Columbus Municipal School District’s board on Wednesday unanimously upheld the termination of former superintendent Philip Hickman.
Following a 45-minute executive session, trustees unanimously ratified their Feb. 23 decision to cut ties with the embattled superintendent, who the board accused of misappropriation of district funds and “disrespecting the board.”
The board in November voted not to renew Hickman’s contract past its June 30 expiration. Trustees voted to fire Hickman after misappropriation allegations arose and later amended the reasons for termination to include an instance where they believe Hickman attempted to blackmail board member Fredrick Sparks with a lawsuit if he didn’t vote to extend Hickman’s contract.
Hickman appealed the termination decision and made his case in a two-day public hearing in late March. He claimed specifically that board president Jason Spears had created a hostile working environment and had usurped Hickman’s authority by communicating with other administrators directly without the superintendent’s involvement.

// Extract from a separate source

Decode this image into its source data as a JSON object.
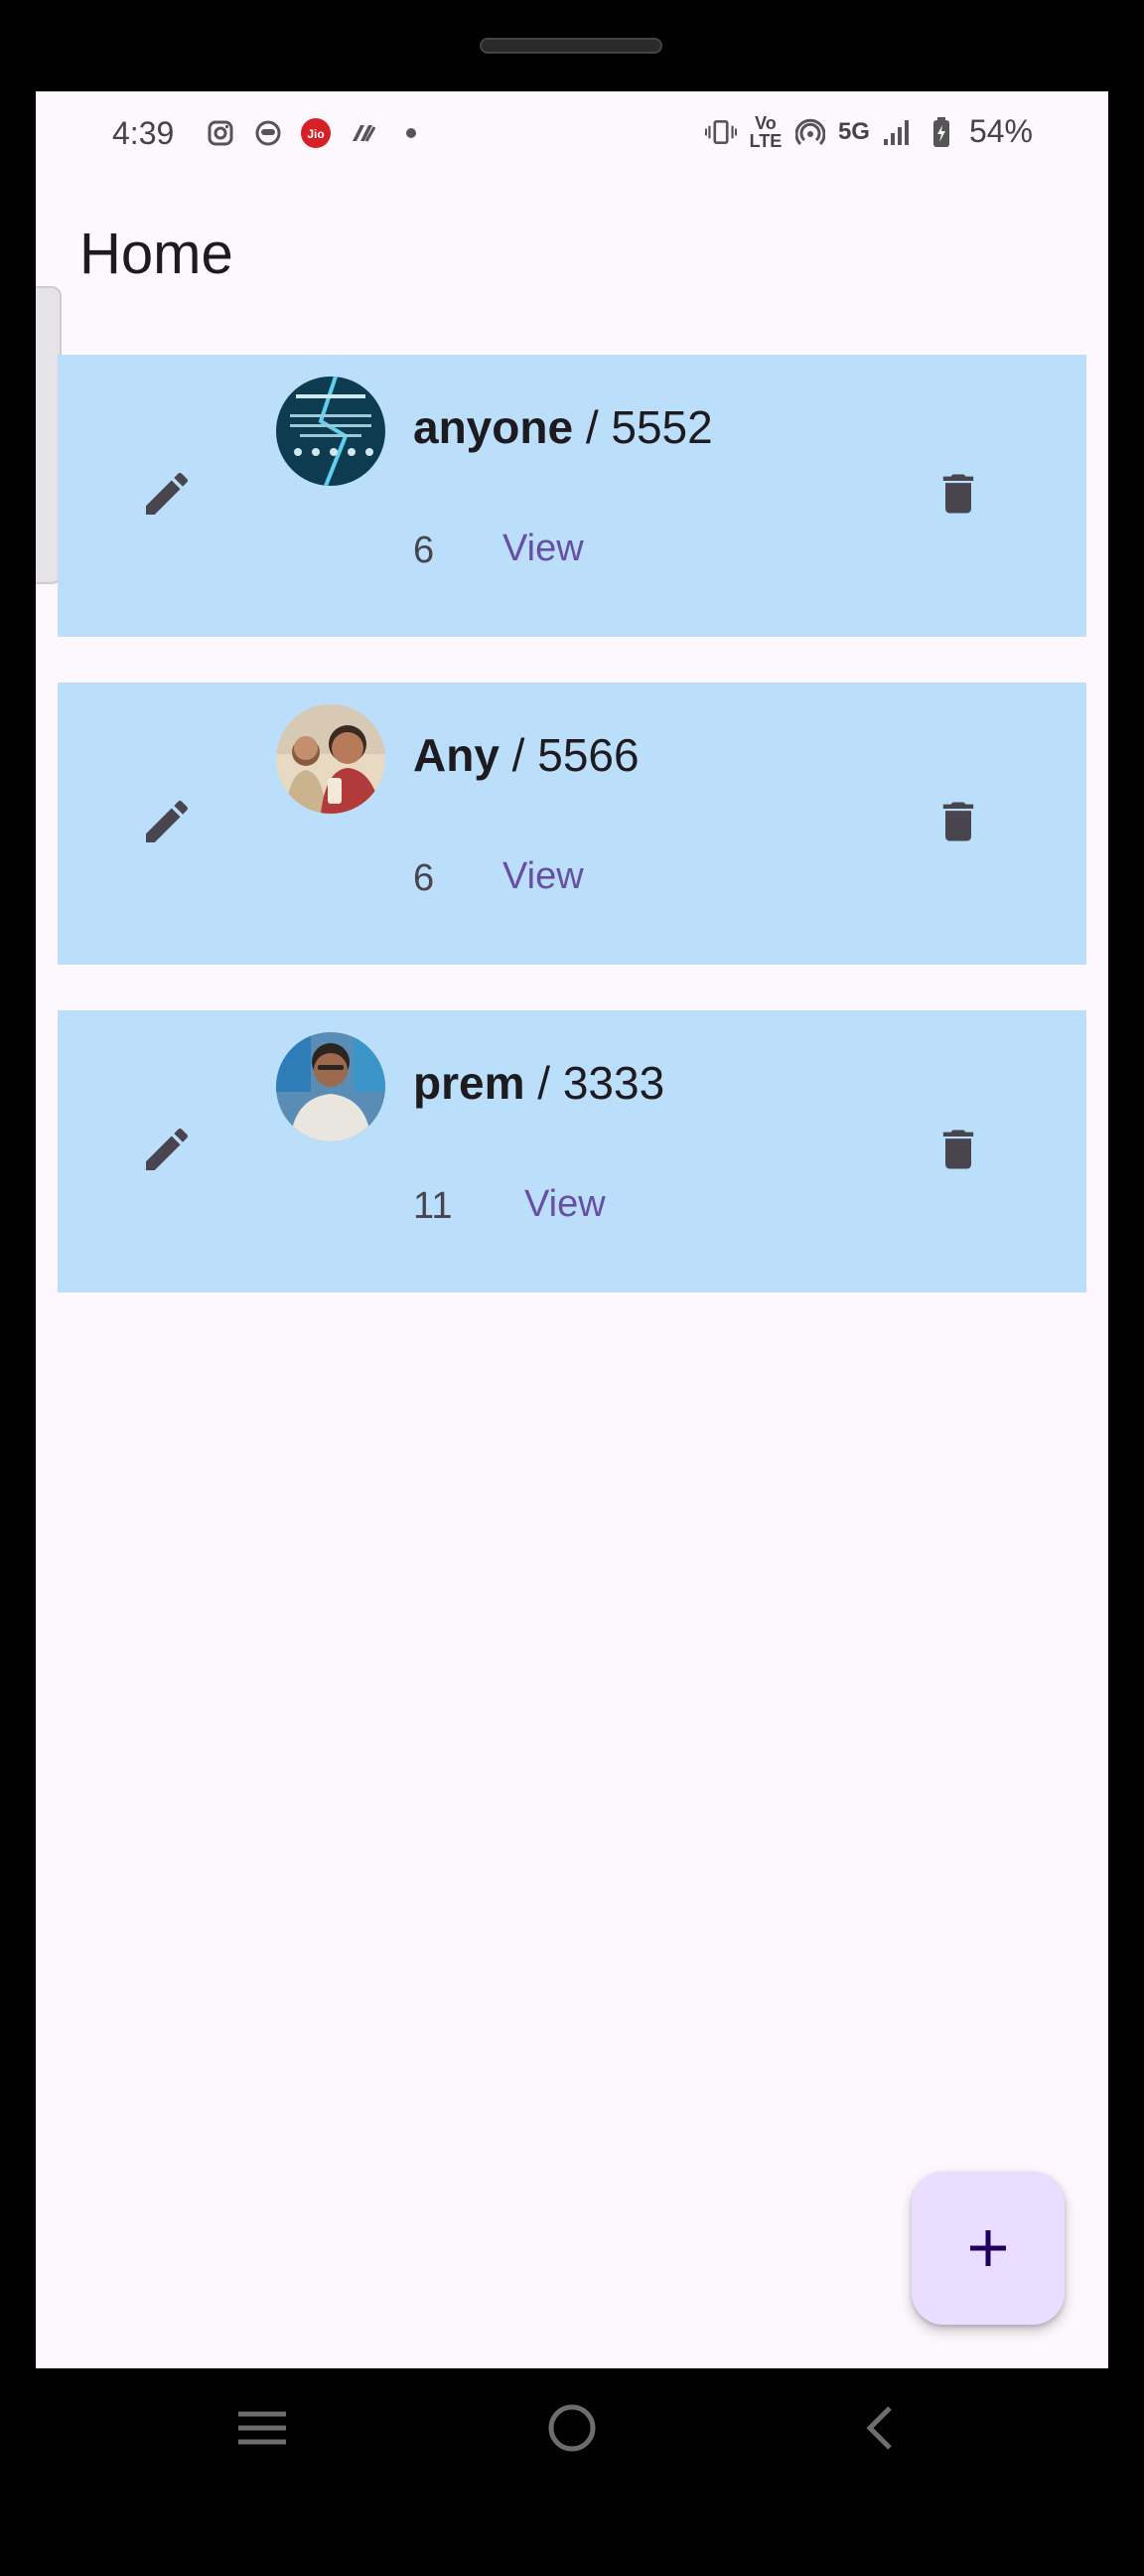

Before Wednesday’s executive session, Jackson-based attorney Jeff Rimes, who represents Hickman, asked Sparks and Spears to recuse themselves from voting due to their possible “personal animosity” toward Hickman. Both adamantly stated no animosity was present, nor would anything but the evidence affect the vote — which ultimately upheld Hickman’s firing by a 5-0 margin.
Both Hickman and Rimes left the meeting before the board’s vote was announced in public.

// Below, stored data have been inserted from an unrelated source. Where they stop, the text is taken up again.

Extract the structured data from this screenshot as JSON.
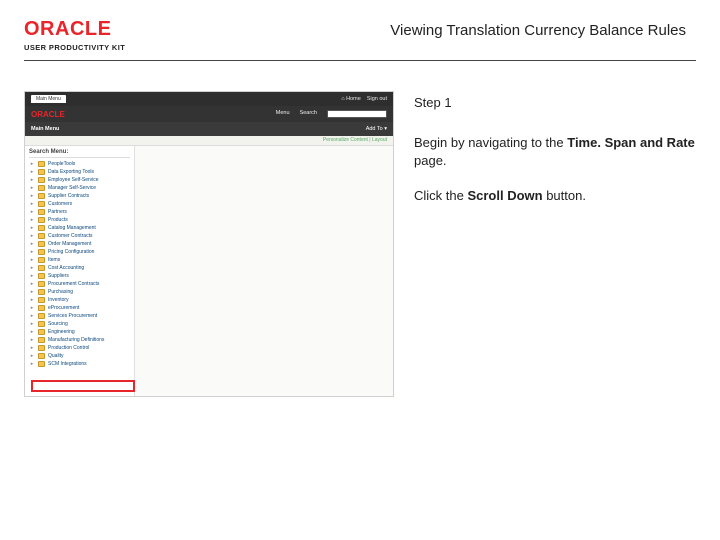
{
  "header": {
    "logo_text": "ORACLE",
    "logo_subtext": "USER PRODUCTIVITY KIT",
    "title": "Viewing Translation Currency Balance Rules"
  },
  "instructions": {
    "step_label": "Step 1",
    "p1_pre": "Begin by navigating to the ",
    "p1_bold": "Time. Span and Rate",
    "p1_post": " page.",
    "p2_pre": "Click the ",
    "p2_bold": "Scroll Down",
    "p2_post": " button."
  },
  "screenshot": {
    "top_tabs": [
      "...",
      "Main Menu"
    ],
    "top_right": [
      "Home",
      "Sign out"
    ],
    "brand": "ORACLE",
    "searchmenu": [
      "Menu",
      "Search"
    ],
    "toolbar_title": "Main Menu",
    "toolbar_items": [
      "Add To ▾",
      ""
    ],
    "crumb": "Personalize Content | Layout",
    "tree_title": "Search Menu:",
    "tree": [
      "PeopleTools",
      "Data Exporting Tools",
      "Employee Self-Service",
      "Manager Self-Service",
      "Supplier Contracts",
      "Customers",
      "Partners",
      "Products",
      "Catalog Management",
      "Customer Contracts",
      "Order Management",
      "Pricing Configuration",
      "Items",
      "Cost Accounting",
      "Suppliers",
      "Procurement Contracts",
      "Purchasing",
      "Inventory",
      "eProcurement",
      "Services Procurement",
      "Sourcing",
      "Engineering",
      "Manufacturing Definitions",
      "Production Control",
      "Quality",
      "SCM Integrations"
    ]
  }
}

“We are very disappointed in the decision,” Rimes told The Dispatch later Wednesday. “We do not feel the board followed the law, with respect to the recusal we requested from Mr. Sparks and Mr. Spears.”
Spears, speaking to The Dispatch, refuted claims either he or Sparks needed to recuse.
“There was nothing illegally done, of us participating in the hearing and the decision of this particular appeal,” Spears said. “Speaking for myself, (I) am able to look at only the information put before me and make a decision based solely off of the information provided, without any other factors affecting my ability to be objective in my decision-making.”
Whether Hickman will pursue a wrongful termination lawsuit is still unclear, but he has 20 days to decide.
“His next available option, legally, is to file in court,” Rimes said. “Even though a final decision has not been made, it is likely what he will do.”
The board has already selected three finalists to interview for the vacant superintendent post.